He wrote two letters, both rather long, and folded, sealed, and directed them.
One was addressed to Mrs. Bannister, Hyde Park Gardens, Bayswater; the other to Signora Picirillo, the Pilasters, Dudley Street, Northumberland Square.
Richard Thornton put both these letters in his pocket and went out to post them.
“I think I have acted for the best,” he muttered, as he went back to the hotel near the market-place; “I can do nothing more until to-morrow.”
CHAPTER VIII.
GOOD SAMARITANS.
George Vane did not come home. Eleanor kept the promise made to her faithful friend, and tried to sleep. She flung herself, dressed as she was, upon the little bed near the curtained alcove. She would thus be ready to run to her father, whenever he came in, she thought, to welcome and minister to him. She was thoroughly worn out, and she slept; a wretched slumber, broken by nightmares and horrible dreams, in which she saw her father assailed by all kinds of dangers, a prey to every manner of misfortune and vicissitude. Once she saw him standing on a horrible rock, menaced by a swiftly advancing tide, while she was in a boat only a few paces from him, as it seemed, doing battle with the black waves, and striving with all her might to reach and rescue him, but never able to do so.
In another dream he was wandering upon the crumbling verge of a precipice—he seemed a white-haired, feeble, tottering old man in this vision—and again she was near him, but unable to give him warning of his danger, though a word would have done so. The agony of her endeavour to utter the one cry which would have called that idolized father from his death, awoke her.

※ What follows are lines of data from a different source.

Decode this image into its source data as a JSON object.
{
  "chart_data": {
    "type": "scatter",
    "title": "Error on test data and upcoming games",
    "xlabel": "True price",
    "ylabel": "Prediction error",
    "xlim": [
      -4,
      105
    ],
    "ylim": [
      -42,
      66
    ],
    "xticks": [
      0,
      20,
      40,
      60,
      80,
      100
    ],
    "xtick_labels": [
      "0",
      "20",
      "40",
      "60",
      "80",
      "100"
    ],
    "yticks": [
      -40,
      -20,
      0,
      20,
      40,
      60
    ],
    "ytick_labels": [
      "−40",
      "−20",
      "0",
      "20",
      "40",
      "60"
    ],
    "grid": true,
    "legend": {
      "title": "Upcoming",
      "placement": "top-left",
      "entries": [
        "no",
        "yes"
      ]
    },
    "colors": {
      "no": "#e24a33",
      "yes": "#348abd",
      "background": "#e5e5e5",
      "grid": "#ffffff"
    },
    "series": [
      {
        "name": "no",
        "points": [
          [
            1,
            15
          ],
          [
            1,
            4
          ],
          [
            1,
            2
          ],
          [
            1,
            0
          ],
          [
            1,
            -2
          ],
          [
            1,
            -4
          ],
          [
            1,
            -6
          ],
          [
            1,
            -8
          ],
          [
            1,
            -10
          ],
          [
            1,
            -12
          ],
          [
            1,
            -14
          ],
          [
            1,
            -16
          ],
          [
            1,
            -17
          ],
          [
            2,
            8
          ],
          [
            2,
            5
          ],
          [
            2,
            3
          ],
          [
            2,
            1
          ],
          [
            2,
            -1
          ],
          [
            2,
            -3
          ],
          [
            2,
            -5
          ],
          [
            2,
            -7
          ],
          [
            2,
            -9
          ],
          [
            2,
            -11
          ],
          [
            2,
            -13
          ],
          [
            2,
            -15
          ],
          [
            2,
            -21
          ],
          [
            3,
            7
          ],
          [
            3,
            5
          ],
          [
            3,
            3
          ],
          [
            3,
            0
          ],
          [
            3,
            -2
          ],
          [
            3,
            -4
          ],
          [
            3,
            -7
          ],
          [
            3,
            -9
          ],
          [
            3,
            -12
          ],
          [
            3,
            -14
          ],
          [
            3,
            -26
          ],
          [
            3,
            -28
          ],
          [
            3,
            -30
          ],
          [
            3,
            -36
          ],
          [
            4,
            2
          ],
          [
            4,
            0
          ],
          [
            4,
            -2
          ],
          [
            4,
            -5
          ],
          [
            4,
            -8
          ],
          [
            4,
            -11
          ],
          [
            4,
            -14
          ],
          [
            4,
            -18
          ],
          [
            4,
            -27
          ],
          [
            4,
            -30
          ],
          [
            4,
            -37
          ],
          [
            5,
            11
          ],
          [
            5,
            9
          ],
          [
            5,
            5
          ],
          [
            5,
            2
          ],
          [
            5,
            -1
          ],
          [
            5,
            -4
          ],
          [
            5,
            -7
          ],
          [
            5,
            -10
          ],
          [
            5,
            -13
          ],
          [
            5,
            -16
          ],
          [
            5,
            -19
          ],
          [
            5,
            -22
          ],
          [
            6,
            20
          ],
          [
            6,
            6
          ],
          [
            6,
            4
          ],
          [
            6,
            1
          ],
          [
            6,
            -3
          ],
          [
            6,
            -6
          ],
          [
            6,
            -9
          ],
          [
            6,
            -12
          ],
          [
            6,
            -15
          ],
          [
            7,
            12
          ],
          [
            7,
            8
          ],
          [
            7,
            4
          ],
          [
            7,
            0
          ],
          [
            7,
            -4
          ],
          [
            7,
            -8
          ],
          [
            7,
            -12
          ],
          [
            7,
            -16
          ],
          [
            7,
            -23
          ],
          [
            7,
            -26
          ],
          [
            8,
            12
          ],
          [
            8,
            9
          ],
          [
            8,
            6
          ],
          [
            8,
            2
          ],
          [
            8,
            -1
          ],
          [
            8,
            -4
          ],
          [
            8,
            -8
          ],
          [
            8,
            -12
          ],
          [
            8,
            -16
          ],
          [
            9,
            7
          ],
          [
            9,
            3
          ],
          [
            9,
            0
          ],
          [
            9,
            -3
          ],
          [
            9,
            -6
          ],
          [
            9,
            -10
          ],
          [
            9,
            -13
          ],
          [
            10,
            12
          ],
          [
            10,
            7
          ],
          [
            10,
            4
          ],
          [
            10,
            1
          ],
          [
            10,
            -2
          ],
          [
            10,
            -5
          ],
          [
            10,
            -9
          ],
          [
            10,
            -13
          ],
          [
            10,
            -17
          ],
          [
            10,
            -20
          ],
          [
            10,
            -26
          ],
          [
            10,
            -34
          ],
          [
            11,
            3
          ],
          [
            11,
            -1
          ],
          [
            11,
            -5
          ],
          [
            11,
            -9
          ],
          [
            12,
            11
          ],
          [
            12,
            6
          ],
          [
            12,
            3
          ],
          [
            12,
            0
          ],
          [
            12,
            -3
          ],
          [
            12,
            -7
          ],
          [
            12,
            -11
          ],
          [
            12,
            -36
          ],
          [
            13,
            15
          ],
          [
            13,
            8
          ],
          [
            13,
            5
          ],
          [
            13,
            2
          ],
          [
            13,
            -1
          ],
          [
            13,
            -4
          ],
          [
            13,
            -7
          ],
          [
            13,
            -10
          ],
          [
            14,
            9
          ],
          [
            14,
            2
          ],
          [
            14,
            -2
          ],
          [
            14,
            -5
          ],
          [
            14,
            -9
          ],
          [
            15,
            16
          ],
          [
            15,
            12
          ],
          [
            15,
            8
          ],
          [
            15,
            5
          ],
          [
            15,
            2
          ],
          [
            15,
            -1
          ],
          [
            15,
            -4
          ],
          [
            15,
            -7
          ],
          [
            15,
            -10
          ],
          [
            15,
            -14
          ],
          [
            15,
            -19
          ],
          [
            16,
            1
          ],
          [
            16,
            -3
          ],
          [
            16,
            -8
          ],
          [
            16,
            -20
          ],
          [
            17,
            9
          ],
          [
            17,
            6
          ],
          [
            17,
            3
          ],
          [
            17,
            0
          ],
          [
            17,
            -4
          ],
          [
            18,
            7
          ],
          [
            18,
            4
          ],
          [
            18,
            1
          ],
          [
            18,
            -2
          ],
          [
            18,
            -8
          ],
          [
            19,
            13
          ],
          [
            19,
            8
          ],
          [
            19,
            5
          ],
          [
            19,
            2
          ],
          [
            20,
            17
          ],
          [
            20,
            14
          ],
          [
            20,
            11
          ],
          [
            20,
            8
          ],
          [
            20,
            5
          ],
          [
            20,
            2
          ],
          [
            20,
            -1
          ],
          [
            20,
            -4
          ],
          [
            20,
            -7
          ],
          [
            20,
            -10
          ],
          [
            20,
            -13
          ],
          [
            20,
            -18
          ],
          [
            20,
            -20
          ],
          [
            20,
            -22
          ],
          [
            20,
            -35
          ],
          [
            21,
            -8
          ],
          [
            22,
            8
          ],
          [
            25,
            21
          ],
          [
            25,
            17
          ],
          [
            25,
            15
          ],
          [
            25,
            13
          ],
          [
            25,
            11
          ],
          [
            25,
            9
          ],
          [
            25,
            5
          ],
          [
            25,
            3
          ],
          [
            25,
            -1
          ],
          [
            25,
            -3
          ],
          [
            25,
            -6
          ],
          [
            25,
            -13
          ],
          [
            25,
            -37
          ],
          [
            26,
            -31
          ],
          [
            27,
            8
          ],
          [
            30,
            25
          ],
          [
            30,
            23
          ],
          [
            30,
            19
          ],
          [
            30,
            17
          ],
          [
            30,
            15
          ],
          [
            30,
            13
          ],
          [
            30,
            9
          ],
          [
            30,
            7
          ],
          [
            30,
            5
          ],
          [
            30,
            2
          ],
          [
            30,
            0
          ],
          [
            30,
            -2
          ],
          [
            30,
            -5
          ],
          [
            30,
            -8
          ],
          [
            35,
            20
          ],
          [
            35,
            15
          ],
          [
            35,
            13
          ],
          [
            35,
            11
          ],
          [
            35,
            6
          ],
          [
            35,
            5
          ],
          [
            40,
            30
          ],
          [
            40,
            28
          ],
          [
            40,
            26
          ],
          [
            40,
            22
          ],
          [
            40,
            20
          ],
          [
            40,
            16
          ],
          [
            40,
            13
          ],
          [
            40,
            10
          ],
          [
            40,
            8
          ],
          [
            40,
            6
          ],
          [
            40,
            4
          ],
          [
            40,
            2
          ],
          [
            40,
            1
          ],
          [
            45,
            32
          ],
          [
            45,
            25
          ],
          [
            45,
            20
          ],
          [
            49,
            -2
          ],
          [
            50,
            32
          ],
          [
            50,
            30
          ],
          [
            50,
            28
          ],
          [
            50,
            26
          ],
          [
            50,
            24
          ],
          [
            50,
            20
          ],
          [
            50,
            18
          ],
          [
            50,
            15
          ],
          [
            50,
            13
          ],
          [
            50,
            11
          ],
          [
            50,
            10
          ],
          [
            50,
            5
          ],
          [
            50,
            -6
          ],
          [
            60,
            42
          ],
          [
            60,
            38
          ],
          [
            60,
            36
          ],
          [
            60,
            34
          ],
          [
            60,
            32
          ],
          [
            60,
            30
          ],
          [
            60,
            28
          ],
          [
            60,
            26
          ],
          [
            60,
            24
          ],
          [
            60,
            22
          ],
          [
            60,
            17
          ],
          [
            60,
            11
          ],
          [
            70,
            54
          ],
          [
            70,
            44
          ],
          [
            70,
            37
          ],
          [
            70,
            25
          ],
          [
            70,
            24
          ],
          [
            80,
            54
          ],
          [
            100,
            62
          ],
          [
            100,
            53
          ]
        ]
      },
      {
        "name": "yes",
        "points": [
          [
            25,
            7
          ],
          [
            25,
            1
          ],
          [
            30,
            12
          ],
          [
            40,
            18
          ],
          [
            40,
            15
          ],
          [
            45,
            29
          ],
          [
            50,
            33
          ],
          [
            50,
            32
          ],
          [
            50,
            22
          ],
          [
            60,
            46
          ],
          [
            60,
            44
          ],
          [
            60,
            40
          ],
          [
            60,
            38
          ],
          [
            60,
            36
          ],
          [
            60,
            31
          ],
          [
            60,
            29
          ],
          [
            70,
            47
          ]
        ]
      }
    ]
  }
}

But she had other dreams, dreams of quite a different character, in which her father was restored to her, rich and prosperous, and he and she were laughing merrily at all the foolish tortures she had inflicted upon herself; and other dreams again which seemed so real that she fancied she must be awake: dreams in which she heard the welcome footsteps upon the stair, the opening of the door, and her father’s voice in the next room calling to her.
These dreams were the worst of all. It was terrible to awake after many such delusions and find she had been again deluded. It was cruel to awake to the full sense of her loneliness, while the sound of the voice she had heard in her dream still lingered in her ears.
The dark hours of the short summer night seemed interminable to her in this wretched, bewildered, half-sleeping, half-waking state; even longer than they had appeared when she sat up watching for her father’s return. Every fresh dream was a slow agony of terror and perplexity.